As Ike made clear, better storm-surge forecasting can't come soon enough

Since 2005, scientists have redoubled research to improve understanding of
the surge hazard.

Storm surges, which can inflict some of the worst damage that comes with hurricanes, are getting extra attention these days from scientists working to better understand – and predict – the phenomena.

Scientists are setting up arrays of sensors and putting forecast models through their paces in hopes of giving emergency personnel better information about surge hazards from a given storm. Their research also holds potential for helping planners evaluate options for improving coastal defenses against storm surges.

Research began to rise in 2004, when four hurricanes crisscrossed Florida, but hurricane Katrina in 2005 provided the biggest jolt, says Rick Luettich, director of the Institute of Marine Sciences at the University of North Carolina at Chapel Hill. "Every year out from a natural disaster, the national attention span wanes a bit," he says. "We just hadn't had a major catastrophe from hurricane storm surge" in many years. "Katrina rang a whole bunch of chimes."

That event gave the endeavor a fresh sense of urgency – and unleashed new funding to pay for the work, he says.

Surges occur as a storm's circular winds race over a swath of ocean. The wind's friction with the sea surface hustles the water along, piling it up until it bulldozes its way onto land. In the Northern Hemisphere, a storm's biggest pileup occurs to the right of the storm's eye along its line of travel, when viewed from the seaward side of the storm.

The surge height at landfall depends on the expanse and intensity of the storm, as well as the slope of the sea bottom offshore. A long, shallow slope – similar to the Gulf Coast's profile – can spell trouble. A surge at high tide compounds the problem. And the wind continues to whip up waves atop the surge. From a surge-saturated building's perspective, each cubic yard of water breaking against it is like getting punched by a wrecking ball weighing nearly 1,700 pounds.

The forecasting devil is in the details. Prior to hurricane Ike's landfall early Sept. 13, the National Hurricane Center issued "certain death" warnings based on an expected 25-foot surge near Galveston, Texas. Early estimates of the actual surge put the highest point at about 15 feet, near the Texas-Louisiana border.
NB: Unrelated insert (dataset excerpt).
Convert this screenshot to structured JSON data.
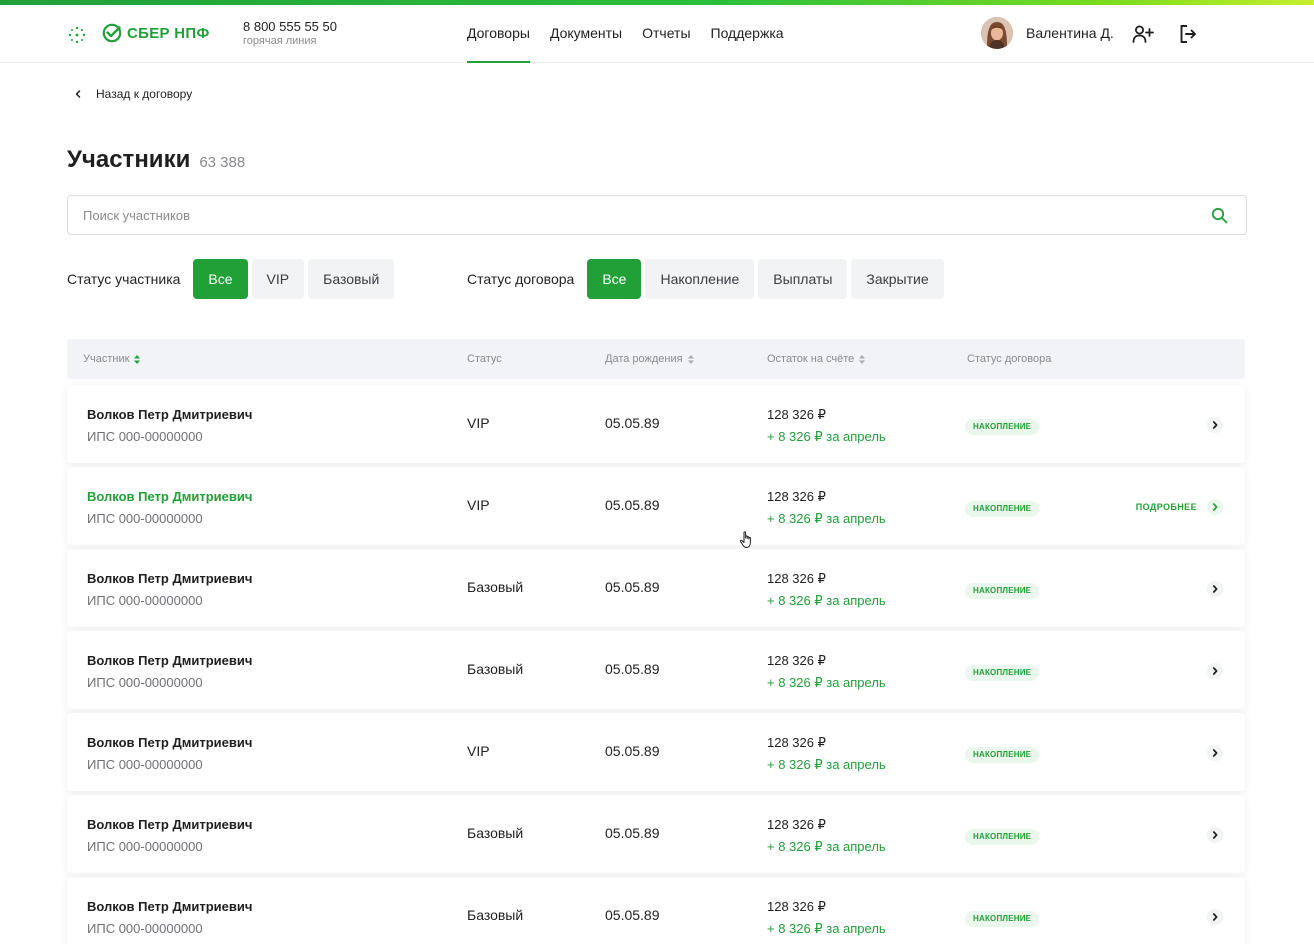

Errors in surge forecasts stem from uncertainties about a storm's track, intensity, and size, says Wilson Shaffer, who heads the evaluation branch of the National Weather Service's Meteorological Development Laboratory. This year, the agency has started to issue forecasts based on the likelihood that a surge exceeding five feet will strike a given location.

Improving the accuracy of forecast models – by seeing how well a model reproduces past surges – can be tough. Surge-height data often are poor. Typically, scientists go into a surge-stricken area after a storm and gauge surge height using everything from water marks on buildings to debris hanging from trees.

Starting with hurricane Rita in 2005, the US Geological Service has, in advance of a tropical cyclone's landfall, strapped Magic Marker-size pressure sensors to building piers, telephone poles, or any sturdy mount they can find. The sensors track a surge's evolution over five to seven days. After a storm passes, researchers use surveying techniques to provide a standard height reference, then see what tales the sensors tell.

Sensors "were tremendously valuable in validating our modeling," says Joannes Westerink, a scientist at Notre Dame University who has helped develop a detailed surge model now used by several federal agencies.